For traditional companies, there are a few ways of going about raising funds necessary for development and expansion. A company can start small and grow as its profits allow, remaining beholden only to company owners but having to wait for funds to build up. Alternately, companies can look to outside investors for early support, providing them a quick influx of cash but typically coming with the trade-off of giving away a portion of ownership stake. Another method sees companies go public, earning funds from individual investors by selling shares through an Initial Public Offering (IPO).
An Initial Coin Offering (ICO) is the cryptocurrency space’s rough equivalent to an IPO in the mainstream investment world. ICOs act as fundraisers of sorts; a company looking to create a new coin, app, or service launches an ICO. Next, interested investors buy in to the offering, either with fiat currency or with preexisting digital tokens like ether. In exchange for their support, investors receive a new cryptocurrency token specific to the ICO. Investors hope that the token will perform exceptionally well into the future, providing them with a stellar return on investment. The company holding the ICO uses the investor funds as a means of furthering its goals, launching its product, or starting its digital currency. ICOs are used by startups to bypass the rigorous and regulated capital-raising process required by venture capitalists or banks.

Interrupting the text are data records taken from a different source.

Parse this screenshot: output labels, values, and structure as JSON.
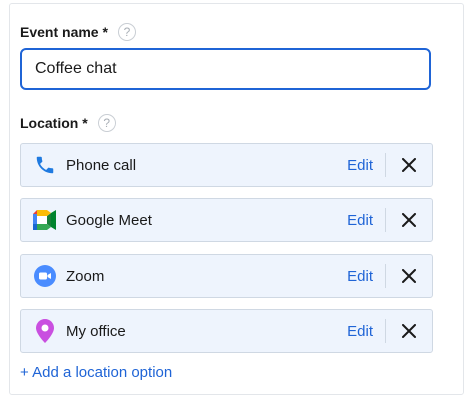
{
  "event_name": {
    "label": "Event name *",
    "help": "?",
    "value": "Coffee chat"
  },
  "location": {
    "label": "Location *",
    "help": "?",
    "items": [
      {
        "label": "Phone call",
        "icon": "phone-icon",
        "edit": "Edit"
      },
      {
        "label": "Google Meet",
        "icon": "google-meet-icon",
        "edit": "Edit"
      },
      {
        "label": "Zoom",
        "icon": "zoom-icon",
        "edit": "Edit"
      },
      {
        "label": "My office",
        "icon": "map-pin-icon",
        "edit": "Edit"
      }
    ]
  },
  "add_location": "+ Add a location option",
  "colors": {
    "accent": "#1f64d6",
    "row_bg": "#eef4fd",
    "phone": "#1f7ae0",
    "zoom": "#4a8cff",
    "pin": "#c94fe0"
  }
}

BREAKING DOWN ‘Initial Coin Offering (ICO)’
This is the most basic definition of an ICO. However, there is much more to the trendy crowdfunding method than this. Indeed, just as ICOs have rapidly come to dominate attention in the cryptocurrency and blockchain industries, so too have they brought along challenges, risks, and unforeseen opportunities. Investors buy into ICOs in the hope of quick and powerful returns on their investments. The most successful ICOs over the past several years give investors reason to maintain this hope, as they have indeed produced tremendous returns. However, this investor enthusiasm also leads people astray. Because they are largely unregulated, ICOs have become a hub of frauds and scam artists, looking to prey on investors who are overzealous and underinformed.
Below, we’ll explore the ins and outs of ICOs, beginning with a thorough overview of the ICO process itself. We’ll examine some of the benefits of ICOs as well as some of the most successful ICOs in history and where investors can go to seek out new ICOs in which to take part. Finally, we’ll take a look at risks that investors take when they participate, in addition to criticisms of the ICO space.
The Basics of an ICO
When a cryptocurrency startup firm wants to raise money through an Initial Coin Offering (ICO), it usually creates a plan on a whitepaper which states what the project is about, what need(s) the project will fulfill upon completion, how much money is needed to undertake the venture, how much of the virtual tokens the pioneers of the project will keep for themselves, what type of money is accepted, and how long the ICO campaign will run for. During the ICO campaign, enthusiasts and supporters of the firm’s initiative buy some of the distributed cryptocoins with fiat or virtual currency. These coins are referred to as tokens and are similar to shares of a company sold to investors in an IPO-type transaction. If the money raised does not meet the minimum funds required by the firm, the money is returned to the backers and the ICO is deemed to be unsuccessful. If the funds requirements are met within the specified timeframe, the money raised is used to either initiate the new scheme or to complete it.
ICOs are similar to IPOs and crowdfunding. Like IPOs, a stake of the startup or company is sold to raise money for the entity’s operations during an ICO operation. However, while IPOs deal with investors, ICOs deal with supporters that are keen to invest in a new project much like a crowdfunding event. But ICOs differ from crowdfunding in that the backers of the former are motivated by a prospective return in their investments, while the funds raised in the latter campaign are basically donations. For these reasons, ICOs are referred to as crowdsales.
ICOs also retain at least three important structural differences from IPOs. First, ICOs are decentralized, with no single authority governing them. Second, ICOs are largely unregulated, meaning that government organizations like the U.S. Securities and Exchange Commission (SEC) do not oversee them. Finally, as a result of decentralization and a lack of regulation, ICOs are much freer in terms of structure than IPOs.